CANNES, France — The 69th Cannes Film Festival, an event this year defined by peerless highs and embarrassing lows, ended on Sunday when the Palme d’Or was awarded to “I, Daniel Blake,” a film about a carpenter with a heart condition up against the heartlessness of bureaucracy, from the veteran British director Ken Loach. The award was presented by Mel Gibson.
Mr. Loach, a previous winner for “The Wind That Shakes the Barley,” accepted his prize first in French before switching to English. “We’re in the grip of a project of austerity,” he said, invoking the “catastrophe” of neoliberalism. He talked of cinema’s tradition of speaking to the “powerful and the mighty” and the need to show that “another world is possible and necessary.”

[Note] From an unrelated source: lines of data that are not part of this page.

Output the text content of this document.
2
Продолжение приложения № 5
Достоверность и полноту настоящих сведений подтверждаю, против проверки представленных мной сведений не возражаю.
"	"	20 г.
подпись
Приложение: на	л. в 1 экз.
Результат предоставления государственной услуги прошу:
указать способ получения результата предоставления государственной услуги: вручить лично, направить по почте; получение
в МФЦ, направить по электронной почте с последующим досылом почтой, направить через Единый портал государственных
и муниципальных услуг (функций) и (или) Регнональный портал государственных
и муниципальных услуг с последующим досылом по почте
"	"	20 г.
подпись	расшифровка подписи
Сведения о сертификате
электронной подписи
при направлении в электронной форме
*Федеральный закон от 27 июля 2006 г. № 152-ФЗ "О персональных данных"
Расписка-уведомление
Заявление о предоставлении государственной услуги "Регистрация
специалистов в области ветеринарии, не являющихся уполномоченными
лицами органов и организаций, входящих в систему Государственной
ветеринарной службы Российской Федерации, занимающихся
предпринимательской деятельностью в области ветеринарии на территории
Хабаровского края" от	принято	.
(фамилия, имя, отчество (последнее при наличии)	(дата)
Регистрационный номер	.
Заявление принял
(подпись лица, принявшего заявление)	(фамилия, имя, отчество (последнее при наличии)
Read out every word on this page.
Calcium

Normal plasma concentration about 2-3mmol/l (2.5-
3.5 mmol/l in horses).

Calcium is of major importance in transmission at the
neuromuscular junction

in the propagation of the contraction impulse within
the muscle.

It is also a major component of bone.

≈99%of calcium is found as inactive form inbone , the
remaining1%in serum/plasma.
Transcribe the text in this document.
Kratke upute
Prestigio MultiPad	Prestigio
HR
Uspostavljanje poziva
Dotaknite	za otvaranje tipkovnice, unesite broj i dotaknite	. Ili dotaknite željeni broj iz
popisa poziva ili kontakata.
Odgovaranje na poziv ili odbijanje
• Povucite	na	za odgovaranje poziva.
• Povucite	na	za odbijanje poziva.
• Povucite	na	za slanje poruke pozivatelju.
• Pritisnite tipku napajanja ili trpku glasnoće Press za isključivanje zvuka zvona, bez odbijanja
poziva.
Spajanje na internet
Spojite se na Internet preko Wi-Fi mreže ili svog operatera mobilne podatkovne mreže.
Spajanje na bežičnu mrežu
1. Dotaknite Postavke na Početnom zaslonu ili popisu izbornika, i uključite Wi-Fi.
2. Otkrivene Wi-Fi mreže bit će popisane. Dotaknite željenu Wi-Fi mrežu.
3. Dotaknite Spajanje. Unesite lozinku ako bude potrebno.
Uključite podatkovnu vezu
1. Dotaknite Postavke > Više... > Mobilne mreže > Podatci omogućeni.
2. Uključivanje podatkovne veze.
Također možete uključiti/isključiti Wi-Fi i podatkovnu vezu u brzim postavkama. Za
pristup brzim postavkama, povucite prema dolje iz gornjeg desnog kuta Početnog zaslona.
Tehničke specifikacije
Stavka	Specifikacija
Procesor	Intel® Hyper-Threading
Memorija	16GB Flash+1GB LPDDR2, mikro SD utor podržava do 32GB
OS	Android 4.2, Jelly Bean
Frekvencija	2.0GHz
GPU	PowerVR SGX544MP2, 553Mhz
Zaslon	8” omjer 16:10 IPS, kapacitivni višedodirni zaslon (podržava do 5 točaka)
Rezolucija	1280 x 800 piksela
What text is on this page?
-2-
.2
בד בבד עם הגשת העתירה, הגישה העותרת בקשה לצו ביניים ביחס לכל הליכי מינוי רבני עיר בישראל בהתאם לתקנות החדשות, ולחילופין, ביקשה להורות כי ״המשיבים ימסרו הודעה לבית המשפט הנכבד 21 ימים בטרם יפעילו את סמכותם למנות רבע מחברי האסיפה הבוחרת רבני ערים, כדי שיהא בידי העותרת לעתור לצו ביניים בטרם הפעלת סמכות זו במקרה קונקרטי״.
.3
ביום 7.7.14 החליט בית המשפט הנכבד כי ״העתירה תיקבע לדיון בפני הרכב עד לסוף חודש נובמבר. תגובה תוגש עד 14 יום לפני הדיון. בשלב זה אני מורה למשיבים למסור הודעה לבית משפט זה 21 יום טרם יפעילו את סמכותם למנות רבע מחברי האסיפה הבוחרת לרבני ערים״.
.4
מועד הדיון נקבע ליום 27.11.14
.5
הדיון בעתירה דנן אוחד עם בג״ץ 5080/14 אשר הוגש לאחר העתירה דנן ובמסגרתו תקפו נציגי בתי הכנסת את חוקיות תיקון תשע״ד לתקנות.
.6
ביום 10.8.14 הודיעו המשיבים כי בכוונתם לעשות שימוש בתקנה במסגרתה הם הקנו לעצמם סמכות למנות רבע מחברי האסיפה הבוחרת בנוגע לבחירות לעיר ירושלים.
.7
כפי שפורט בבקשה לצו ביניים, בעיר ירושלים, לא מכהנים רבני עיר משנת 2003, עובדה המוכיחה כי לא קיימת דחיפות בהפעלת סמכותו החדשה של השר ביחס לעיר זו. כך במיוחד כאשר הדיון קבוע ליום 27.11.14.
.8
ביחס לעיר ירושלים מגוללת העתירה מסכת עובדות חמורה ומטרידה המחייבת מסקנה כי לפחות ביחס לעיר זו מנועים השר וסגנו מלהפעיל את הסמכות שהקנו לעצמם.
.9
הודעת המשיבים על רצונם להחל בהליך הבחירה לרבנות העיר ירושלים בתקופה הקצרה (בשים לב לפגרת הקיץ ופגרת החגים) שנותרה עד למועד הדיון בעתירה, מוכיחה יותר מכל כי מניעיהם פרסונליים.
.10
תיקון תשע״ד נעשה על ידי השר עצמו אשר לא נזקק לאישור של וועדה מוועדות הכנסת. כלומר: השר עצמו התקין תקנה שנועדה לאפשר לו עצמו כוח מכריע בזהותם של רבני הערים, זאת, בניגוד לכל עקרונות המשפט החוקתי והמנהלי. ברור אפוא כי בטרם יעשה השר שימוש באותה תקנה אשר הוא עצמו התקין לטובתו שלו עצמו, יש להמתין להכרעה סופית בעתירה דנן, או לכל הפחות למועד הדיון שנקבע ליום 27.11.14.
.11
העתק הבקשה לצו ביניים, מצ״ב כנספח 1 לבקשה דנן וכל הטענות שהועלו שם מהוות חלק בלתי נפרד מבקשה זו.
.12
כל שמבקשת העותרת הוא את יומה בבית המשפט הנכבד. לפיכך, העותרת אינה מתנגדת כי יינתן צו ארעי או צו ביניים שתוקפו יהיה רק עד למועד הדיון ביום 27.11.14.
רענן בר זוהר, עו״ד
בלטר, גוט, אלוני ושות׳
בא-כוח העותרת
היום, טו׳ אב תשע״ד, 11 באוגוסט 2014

This year’s jury for the feature competition was led by George Miller (here in 2015 with “Mad Max: Fury Road”), who lauded “the feast of cinema,” and also included the directors Arnaud Desplechin and Laszlo Nemes (his “Son of Saul” won the Grand Prize last year); a producer, Katayoon Shahabi; and a clutch of internationally recognizable names: Kirsten Dunst, Valeria Golino, Mads Mikkelsen, Vanessa Paradis and Donald Sutherland.
The ceremony included a brief tribute to Jean-Pierre Léaud, the screen immortal who played Antoine Doinel for François Truffaut, beginning with “The 400 Blows”; Mr. Léaud received an honorary Palme d’Or presented by a visibly moved Mr. Desplechin. The best actor award went to Shahab Hosseini, one of the stars of the Iranian movie “Forushande” (“The Salesman”), from the director Asghar Farhadi. This smooth, schematic drama turns on a married couple who are performing in a production of Arthur Miller’s “Death of a Salesman” and whose lives are upended when the wife is attacked. Mr. Farhadi also won for best screenplay.
The best actress prize was given to Jaclyn Jose, the star of “‘Ma’ Rosa,” a slice of naturalism from the Philippine director Brillante Mendoza. Ms. Jose plays a tough, low-level drug dealer who peddles dope out of her small Manila store and, with her addict husband, is swept up in police corruption. The best director prize was, surprisingly, split between the Romanian director Cristian Mungiu, for “Graduation,” and to the French director Olivier Assayas, for “Personal Shopper.” The Jury Prize (effectively third place) went to “American Honey,” from the British director Andrea Arnold. “When I’m happy, I want to dance,” Ms. Arnold said, swaying to the accompanying music.
The Canadian filmmaker Xavier Dolan won the Grand Prix prize, second only to the Palme d’Or, for “It’s Only the End of the World,” a decision booed by the press, who watched the ceremony in a live feed from a theater in the same building. “Thank you for feeling the emotion of the film,” Mr. Dolan said, choking up as booing continued from critics across the hallway. “The Happiest Day in the Life of Olli Maki,” a black-and-white movie about a boxer, from the Finnish director Juho Kuosmanen, was awarded the prize for Un Certain Regard, a section reserved for younger and sometimes more adventurous filmmakers.
The Caméra d’Or, for best first feature, went to “Divines,” from the French director Houda Benyamina; it screened in La Quinzaine des Realisateurs, a program that runs parallel with the official selection. The Palme for the best short film was presented to “Timecode,” from the Spanish director Juanjo Giménez.
Information about other winners is at festival-cannes.fr.
An earlier version of this article misstated the award given to Xavier Dolan. It was the Grand Prix prize, not the best director award.